From 1929 to 1935, the Society was led by important photographer and artist Eva Watson-Schütze, who helped create groundbreaking exhibitions of modernists including Braque, Arp, Brancusi, Miró, and Picasso. Important one-person exhibitions organized by the Society included Henri Matisse (1930); Alexander Calder (1934); Fernand Léger (1936); László Moholy-Nagy (1939); John Sloan (1942); Käthe Kollwitz, Paul Klee (1946), Mies van der Rohe (1947); Diego Rivera (1949); José Clemente Orozco (1951); Marc Chagall (1958); Réné Magritte (1964) and Henry Moore (1967). A distinguished history of educational programs featured luminaries such as Sergei Prokofiev, Alfred Barr, Leonard Bernstein, Gertrude Stein, Zora Neale Hurston, and Paul Tillich.

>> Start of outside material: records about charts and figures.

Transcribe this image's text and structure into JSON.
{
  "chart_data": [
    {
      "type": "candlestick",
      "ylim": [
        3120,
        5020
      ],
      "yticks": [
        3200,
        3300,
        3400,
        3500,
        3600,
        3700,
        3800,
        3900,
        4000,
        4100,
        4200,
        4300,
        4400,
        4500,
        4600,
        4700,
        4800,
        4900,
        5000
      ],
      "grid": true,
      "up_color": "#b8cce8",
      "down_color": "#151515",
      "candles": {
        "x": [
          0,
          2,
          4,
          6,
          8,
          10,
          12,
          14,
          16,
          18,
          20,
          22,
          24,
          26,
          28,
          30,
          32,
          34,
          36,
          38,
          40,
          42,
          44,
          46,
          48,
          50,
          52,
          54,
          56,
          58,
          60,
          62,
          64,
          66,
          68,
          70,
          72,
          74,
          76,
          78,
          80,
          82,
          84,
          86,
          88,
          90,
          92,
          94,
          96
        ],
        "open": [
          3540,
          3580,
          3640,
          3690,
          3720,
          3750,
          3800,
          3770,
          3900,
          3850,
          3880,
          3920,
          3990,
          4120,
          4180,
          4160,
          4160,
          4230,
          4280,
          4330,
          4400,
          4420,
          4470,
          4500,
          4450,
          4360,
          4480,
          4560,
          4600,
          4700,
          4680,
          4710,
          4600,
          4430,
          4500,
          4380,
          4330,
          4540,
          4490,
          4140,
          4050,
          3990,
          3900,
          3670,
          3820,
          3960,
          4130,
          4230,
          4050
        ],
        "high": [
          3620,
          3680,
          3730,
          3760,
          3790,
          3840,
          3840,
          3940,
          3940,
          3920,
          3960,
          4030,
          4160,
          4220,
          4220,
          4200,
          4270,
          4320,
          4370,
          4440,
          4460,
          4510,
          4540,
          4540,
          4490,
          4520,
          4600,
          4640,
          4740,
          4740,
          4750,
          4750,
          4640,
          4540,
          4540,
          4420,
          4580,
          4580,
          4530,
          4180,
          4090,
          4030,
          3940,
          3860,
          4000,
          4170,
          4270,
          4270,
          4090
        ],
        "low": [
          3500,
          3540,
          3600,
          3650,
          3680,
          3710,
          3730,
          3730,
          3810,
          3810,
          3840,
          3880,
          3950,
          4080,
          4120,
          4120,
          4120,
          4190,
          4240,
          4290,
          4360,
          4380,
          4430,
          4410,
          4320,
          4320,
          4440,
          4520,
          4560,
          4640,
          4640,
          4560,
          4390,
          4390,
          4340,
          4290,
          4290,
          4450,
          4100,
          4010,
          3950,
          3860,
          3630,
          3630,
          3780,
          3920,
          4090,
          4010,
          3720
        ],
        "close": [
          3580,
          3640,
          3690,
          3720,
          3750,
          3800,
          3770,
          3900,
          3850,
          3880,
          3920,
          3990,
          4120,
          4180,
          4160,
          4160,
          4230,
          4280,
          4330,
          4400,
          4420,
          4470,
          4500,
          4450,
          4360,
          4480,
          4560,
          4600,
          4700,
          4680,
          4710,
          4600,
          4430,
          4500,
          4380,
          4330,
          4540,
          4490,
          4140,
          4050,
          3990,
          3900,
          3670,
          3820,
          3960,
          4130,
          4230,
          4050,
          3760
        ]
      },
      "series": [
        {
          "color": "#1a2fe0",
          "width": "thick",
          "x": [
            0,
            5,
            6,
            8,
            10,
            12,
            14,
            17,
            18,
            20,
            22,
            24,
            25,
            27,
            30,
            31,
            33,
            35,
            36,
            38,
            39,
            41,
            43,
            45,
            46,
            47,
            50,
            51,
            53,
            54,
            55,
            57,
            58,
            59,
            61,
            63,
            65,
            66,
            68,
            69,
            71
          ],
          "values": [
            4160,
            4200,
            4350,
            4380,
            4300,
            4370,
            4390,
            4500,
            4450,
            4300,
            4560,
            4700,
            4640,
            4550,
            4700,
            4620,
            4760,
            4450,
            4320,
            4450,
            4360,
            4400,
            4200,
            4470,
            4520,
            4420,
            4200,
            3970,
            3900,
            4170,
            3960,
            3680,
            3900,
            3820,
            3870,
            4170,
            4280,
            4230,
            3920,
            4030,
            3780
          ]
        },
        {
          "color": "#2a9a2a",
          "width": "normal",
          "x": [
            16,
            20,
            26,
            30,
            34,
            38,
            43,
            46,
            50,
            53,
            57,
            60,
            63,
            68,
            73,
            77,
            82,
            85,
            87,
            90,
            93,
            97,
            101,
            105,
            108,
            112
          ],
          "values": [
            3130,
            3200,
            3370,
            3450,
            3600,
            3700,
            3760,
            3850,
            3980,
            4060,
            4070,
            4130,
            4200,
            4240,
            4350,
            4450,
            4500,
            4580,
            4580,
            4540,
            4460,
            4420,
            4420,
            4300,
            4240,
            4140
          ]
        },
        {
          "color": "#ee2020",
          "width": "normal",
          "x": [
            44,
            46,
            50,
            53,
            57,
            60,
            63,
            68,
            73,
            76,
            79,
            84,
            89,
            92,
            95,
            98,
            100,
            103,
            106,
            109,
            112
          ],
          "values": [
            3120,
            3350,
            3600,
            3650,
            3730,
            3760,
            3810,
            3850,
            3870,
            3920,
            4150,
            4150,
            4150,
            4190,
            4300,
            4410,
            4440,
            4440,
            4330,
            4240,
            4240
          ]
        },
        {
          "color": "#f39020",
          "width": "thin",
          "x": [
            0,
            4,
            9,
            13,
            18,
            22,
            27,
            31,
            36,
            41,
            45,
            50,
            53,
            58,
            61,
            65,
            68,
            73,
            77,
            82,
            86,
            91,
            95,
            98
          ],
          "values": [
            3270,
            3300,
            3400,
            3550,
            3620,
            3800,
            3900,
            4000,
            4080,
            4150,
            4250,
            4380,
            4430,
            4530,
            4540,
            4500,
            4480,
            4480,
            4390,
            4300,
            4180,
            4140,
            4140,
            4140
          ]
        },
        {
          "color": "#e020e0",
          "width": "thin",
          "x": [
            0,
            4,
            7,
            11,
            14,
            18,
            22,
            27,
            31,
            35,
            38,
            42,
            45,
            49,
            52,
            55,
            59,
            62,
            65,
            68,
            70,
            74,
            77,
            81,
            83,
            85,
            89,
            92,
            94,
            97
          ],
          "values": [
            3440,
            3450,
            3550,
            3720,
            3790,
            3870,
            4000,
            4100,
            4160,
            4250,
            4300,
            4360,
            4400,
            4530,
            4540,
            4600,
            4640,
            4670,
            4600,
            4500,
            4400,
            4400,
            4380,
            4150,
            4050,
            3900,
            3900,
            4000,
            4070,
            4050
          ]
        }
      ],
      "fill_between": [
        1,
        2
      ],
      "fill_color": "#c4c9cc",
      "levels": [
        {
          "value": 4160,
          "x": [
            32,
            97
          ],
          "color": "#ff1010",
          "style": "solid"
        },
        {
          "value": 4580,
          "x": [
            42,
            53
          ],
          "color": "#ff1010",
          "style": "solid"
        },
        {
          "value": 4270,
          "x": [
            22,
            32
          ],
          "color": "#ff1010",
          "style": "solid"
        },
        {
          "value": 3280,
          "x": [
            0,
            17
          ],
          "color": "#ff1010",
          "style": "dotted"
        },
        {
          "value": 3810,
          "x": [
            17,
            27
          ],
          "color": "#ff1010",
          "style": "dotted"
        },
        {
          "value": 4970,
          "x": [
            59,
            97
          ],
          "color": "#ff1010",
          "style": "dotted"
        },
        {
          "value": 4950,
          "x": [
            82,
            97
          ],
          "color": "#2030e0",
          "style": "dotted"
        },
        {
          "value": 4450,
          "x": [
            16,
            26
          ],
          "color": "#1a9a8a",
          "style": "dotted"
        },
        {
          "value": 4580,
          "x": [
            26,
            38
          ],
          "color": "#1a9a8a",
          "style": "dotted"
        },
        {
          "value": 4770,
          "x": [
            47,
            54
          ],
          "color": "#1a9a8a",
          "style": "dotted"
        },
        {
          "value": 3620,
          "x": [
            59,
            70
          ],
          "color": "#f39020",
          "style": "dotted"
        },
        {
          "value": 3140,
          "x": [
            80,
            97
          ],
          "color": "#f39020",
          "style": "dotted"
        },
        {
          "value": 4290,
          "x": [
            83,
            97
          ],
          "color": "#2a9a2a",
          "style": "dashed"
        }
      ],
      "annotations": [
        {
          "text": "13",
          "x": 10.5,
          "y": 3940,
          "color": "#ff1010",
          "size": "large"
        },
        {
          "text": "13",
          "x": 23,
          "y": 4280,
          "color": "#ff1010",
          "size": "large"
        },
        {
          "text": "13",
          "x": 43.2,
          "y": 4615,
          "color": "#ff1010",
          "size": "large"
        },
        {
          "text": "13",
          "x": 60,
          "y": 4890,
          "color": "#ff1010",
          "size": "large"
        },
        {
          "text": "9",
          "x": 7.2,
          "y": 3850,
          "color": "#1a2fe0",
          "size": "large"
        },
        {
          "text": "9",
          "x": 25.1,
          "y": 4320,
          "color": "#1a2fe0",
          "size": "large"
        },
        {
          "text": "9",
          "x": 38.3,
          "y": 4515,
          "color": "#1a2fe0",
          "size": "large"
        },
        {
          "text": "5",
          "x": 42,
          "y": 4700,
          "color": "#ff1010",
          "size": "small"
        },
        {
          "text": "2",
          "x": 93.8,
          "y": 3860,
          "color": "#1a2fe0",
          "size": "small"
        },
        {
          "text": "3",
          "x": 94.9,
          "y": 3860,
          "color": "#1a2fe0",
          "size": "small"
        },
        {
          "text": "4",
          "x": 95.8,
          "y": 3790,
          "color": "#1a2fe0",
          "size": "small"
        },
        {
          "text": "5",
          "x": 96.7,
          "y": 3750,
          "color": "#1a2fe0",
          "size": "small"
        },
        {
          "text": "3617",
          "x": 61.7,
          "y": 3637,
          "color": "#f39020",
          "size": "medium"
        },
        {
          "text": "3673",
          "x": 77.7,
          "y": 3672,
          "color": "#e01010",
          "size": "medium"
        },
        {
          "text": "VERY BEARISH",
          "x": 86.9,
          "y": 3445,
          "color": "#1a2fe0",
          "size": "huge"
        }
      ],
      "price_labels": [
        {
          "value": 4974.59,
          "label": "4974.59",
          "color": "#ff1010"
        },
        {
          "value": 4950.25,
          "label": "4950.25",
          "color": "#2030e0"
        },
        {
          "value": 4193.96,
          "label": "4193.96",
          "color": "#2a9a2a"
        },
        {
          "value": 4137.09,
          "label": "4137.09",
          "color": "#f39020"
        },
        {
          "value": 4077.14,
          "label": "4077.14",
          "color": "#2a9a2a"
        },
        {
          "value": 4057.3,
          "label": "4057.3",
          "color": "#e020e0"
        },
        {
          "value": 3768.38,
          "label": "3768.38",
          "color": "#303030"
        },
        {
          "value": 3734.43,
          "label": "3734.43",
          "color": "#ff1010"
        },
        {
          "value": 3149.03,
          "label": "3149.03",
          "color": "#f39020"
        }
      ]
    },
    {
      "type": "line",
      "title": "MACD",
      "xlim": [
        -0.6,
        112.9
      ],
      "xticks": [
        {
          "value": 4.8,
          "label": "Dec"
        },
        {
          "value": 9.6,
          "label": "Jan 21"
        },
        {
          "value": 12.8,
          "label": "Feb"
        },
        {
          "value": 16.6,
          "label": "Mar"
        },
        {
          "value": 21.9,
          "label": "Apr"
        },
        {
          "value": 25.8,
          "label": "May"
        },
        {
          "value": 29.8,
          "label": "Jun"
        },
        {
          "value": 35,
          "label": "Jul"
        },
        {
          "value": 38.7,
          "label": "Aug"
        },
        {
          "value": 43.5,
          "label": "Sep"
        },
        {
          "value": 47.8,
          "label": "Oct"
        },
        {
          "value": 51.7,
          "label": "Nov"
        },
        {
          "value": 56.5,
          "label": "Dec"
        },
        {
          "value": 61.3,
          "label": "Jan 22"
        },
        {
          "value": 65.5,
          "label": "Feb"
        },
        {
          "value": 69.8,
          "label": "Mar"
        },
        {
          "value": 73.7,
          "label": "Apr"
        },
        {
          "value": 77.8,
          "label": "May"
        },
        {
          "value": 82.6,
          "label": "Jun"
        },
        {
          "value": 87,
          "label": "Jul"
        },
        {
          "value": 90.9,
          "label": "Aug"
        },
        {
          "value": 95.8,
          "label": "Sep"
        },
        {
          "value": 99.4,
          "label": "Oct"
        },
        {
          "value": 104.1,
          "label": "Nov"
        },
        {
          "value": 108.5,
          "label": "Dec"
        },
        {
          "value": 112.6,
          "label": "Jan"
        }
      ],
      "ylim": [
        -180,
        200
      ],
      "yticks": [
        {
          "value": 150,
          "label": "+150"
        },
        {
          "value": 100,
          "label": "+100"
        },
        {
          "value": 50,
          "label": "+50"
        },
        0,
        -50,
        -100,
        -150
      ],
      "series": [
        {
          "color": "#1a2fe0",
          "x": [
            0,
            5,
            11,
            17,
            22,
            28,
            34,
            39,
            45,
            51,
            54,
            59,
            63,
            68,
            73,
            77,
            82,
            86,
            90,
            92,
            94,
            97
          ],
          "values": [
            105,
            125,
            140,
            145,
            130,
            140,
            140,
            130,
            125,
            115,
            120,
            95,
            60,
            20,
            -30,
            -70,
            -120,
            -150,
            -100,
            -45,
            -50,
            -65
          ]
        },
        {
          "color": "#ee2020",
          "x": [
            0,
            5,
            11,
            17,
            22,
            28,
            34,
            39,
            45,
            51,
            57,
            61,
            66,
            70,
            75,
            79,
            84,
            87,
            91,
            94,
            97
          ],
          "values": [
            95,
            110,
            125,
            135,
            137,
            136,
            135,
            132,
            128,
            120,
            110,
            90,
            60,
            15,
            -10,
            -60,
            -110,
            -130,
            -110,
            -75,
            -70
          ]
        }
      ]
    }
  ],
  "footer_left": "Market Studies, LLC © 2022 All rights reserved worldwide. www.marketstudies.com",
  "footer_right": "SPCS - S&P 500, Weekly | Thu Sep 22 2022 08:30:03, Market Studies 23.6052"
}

Since 1974, Executive Director and Chief Curator Susanne Ghez has led The Renaissance Society to focusing on the forefront of the visual arts, maintaining an international reputation as one of the finest resources for contemporary art. Since the mid-1970s, Ghez has introduced Chicago audiences to leading contemporary artists such as Robert Smithson, Louise Bourgeois, Anselm Kiefer, Georg Baselitz, Daniel Buren, On Kawara, Gunther Forg, Juan Muñoz, Hanne Darboven, Jean-Marc Bustamante, Thomas Struth, Felix Gonzalez-Torres, Kara Walker, Arturo Herrera, Darren Almond, Thomas Hirschhorn, and Mark Manders.
Hamza Walker, Associate Curator and Director of Education, was called one of the "seven most influential curators in the country" by The New York Times, which also described him as "one of the museum world's most talented essayists." Walker won the Ordway Prize in 2010, in recognition of his innovative curatorial work as well as his wide-ranging thinking and writing about contemporary art.
Today, The Renaissance Society also sponsors concerts, performances, film and video screenings, poetry and fiction readings, and lectures by noted contemporary artists, critics and scholars.